Haaland, Norvegia, Mondiali

La legge di Haaland: gol a raffica per trascinare la Norvegia

Due tiri in porta e prima doppietta nel Mondiale per il centravanti: nelle ultime uscite ufficiali ha viaggiato a due gol a partita
Iacopo Erba
Haaland, Norvegia, Mondiali (Getty Images)

Due tiri in porta e prima doppietta nel Mondiale per il centravanti: nelle ultime uscite ufficiali ha viaggiato a due gol a partita

Haaland, Norvegia, Mondiali
Haaland, Norvegia, Mondiali (Getty Images)

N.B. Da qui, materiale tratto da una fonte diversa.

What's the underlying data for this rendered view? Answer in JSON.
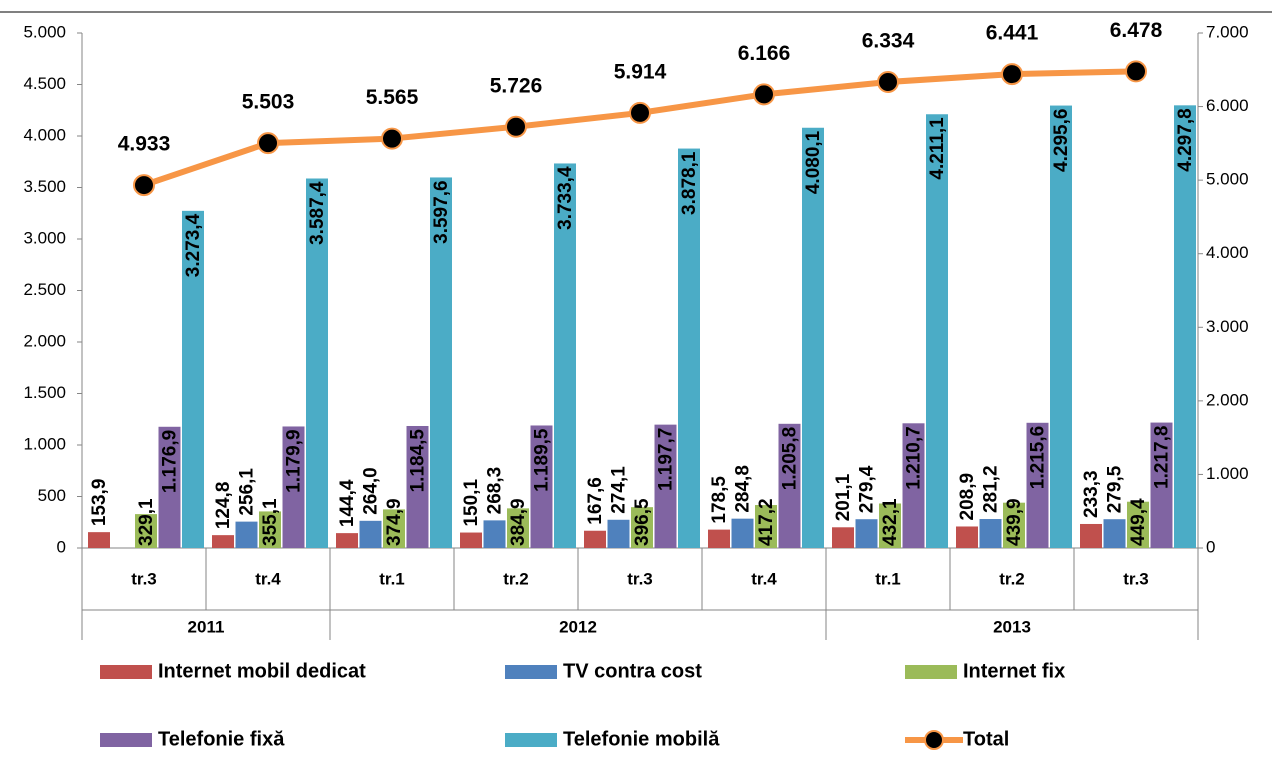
{
  "chart_data": {
    "type": "bar",
    "categories": [
      "tr.3",
      "tr.4",
      "tr.1",
      "tr.2",
      "tr.3",
      "tr.4",
      "tr.1",
      "tr.2",
      "tr.3"
    ],
    "groups": [
      {
        "label": "2011",
        "count": 2
      },
      {
        "label": "2012",
        "count": 4
      },
      {
        "label": "2013",
        "count": 3
      }
    ],
    "series": [
      {
        "name": "Internet mobil dedicat",
        "color": "#c0504d",
        "values": [
          153.9,
          124.8,
          144.4,
          150.1,
          167.6,
          178.5,
          201.1,
          208.9,
          233.3
        ],
        "value_labels": [
          "153,9",
          "124,8",
          "144,4",
          "150,1",
          "167,6",
          "178,5",
          "201,1",
          "208,9",
          "233,3"
        ]
      },
      {
        "name": "TV contra cost",
        "color": "#4f81bd",
        "values": [
          null,
          256.1,
          264.0,
          268.3,
          274.1,
          284.8,
          279.4,
          281.2,
          279.5
        ],
        "value_labels": [
          null,
          "256,1",
          "264,0",
          "268,3",
          "274,1",
          "284,8",
          "279,4",
          "281,2",
          "279,5"
        ]
      },
      {
        "name": "Internet fix",
        "color": "#9bbb59",
        "values": [
          329.1,
          355.1,
          374.9,
          384.9,
          396.5,
          417.2,
          432.1,
          439.9,
          449.4
        ],
        "value_labels": [
          "329,1",
          "355,1",
          "374,9",
          "384,9",
          "396,5",
          "417,2",
          "432,1",
          "439,9",
          "449,4"
        ]
      },
      {
        "name": "Telefonie fixă",
        "color": "#8064a2",
        "values": [
          1176.9,
          1179.9,
          1184.5,
          1189.5,
          1197.7,
          1205.8,
          1210.7,
          1215.6,
          1217.8
        ],
        "value_labels": [
          "1.176,9",
          "1.179,9",
          "1.184,5",
          "1.189,5",
          "1.197,7",
          "1.205,8",
          "1.210,7",
          "1.215,6",
          "1.217,8"
        ]
      },
      {
        "name": "Telefonie mobilă",
        "color": "#4bacc6",
        "values": [
          3273.4,
          3587.4,
          3597.6,
          3733.4,
          3878.1,
          4080.1,
          4211.1,
          4295.6,
          4297.8
        ],
        "value_labels": [
          "3.273,4",
          "3.587,4",
          "3.597,6",
          "3.733,4",
          "3.878,1",
          "4.080,1",
          "4.211,1",
          "4.295,6",
          "4.297,8"
        ]
      },
      {
        "name": "Total",
        "type": "line",
        "axis": "y2",
        "color": "#f79646",
        "values": [
          4933,
          5503,
          5565,
          5726,
          5914,
          6166,
          6334,
          6441,
          6478
        ],
        "value_labels": [
          "4.933",
          "5.503",
          "5.565",
          "5.726",
          "5.914",
          "6.166",
          "6.334",
          "6.441",
          "6.478"
        ]
      }
    ],
    "ylim": [
      0,
      5000
    ],
    "yticks": [
      0,
      500,
      {
        "value": 1000,
        "label": "1.000"
      },
      {
        "value": 1500,
        "label": "1.500"
      },
      {
        "value": 2000,
        "label": "2.000"
      },
      {
        "value": 2500,
        "label": "2.500"
      },
      {
        "value": 3000,
        "label": "3.000"
      },
      {
        "value": 3500,
        "label": "3.500"
      },
      {
        "value": 4000,
        "label": "4.000"
      },
      {
        "value": 4500,
        "label": "4.500"
      },
      {
        "value": 5000,
        "label": "5.000"
      }
    ],
    "y2lim": [
      0,
      7000
    ],
    "y2ticks": [
      0,
      {
        "value": 1000,
        "label": "1.000"
      },
      {
        "value": 2000,
        "label": "2.000"
      },
      {
        "value": 3000,
        "label": "3.000"
      },
      {
        "value": 4000,
        "label": "4.000"
      },
      {
        "value": 5000,
        "label": "5.000"
      },
      {
        "value": 6000,
        "label": "6.000"
      },
      {
        "value": 7000,
        "label": "7.000"
      }
    ]
  }
}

Erling Haaland continua a riscrivere i confini della normalità calcistica. Contro l’Iraq, all’esordio assoluto ai Mondiali con la Norvegia che si riaffacciava alla competizione dopo ventotto anni di assenza, il centravanti del Manchester City ha impiegato appena due tiri nello specchio per lasciare immediatamente il segno sulla competizione: due conclusioni, due gol per una doppietta che ha spianato la strada al successo norvegese per 4-1. Ancora una volta, quando il livello si alza e la pressione diventa massima, il numero 9 risponde presente facendo quello che gli riesce meglio: segnare valanghe di gol.

Inarrestabile

La cosa più impressionante, però, è che quanto visto contro l’Iraq non rappresenta un’eccezione ma una spietata regola. Con la doppietta mondiale, Haaland ha raggiunto quota 22 reti nelle ultime 11 partite ufficiali disputate con la Norvegia, una serie mostruosa che comprende anche i tre gol rifilati all’Italia durante il percorso verso la Coppa del Mondo. Da mesi il bomber scandinavo sta trascinando il proprio Paese con una continuità quasi irreale, al punto da aver trasformato ogni partita della Norvegia in una sorta di vetrina personale.

Un altro anno super

E mentre il Mondiale è appena iniziato, i numeri stagionali certificano ulteriormente la grandezza del fenomeno nonostante un’annata piuttosto avara di soddisfazioni. Con il Manchester City, Haaland ha chiuso la stagione 2025/26 con 37 gol in 50 presenze complessive, confermandosi ancora una volta tra i bomber più devastanti del panorama internazionale. In Premier League ha firmato 26 reti in 34 partite, laureandosi capocannoniere e mantenendo standard che per la maggior parte degli attaccanti sono pura utopia. A 25 anni, il norvegese è di diritto tra i punti di riferimento della sua generazione.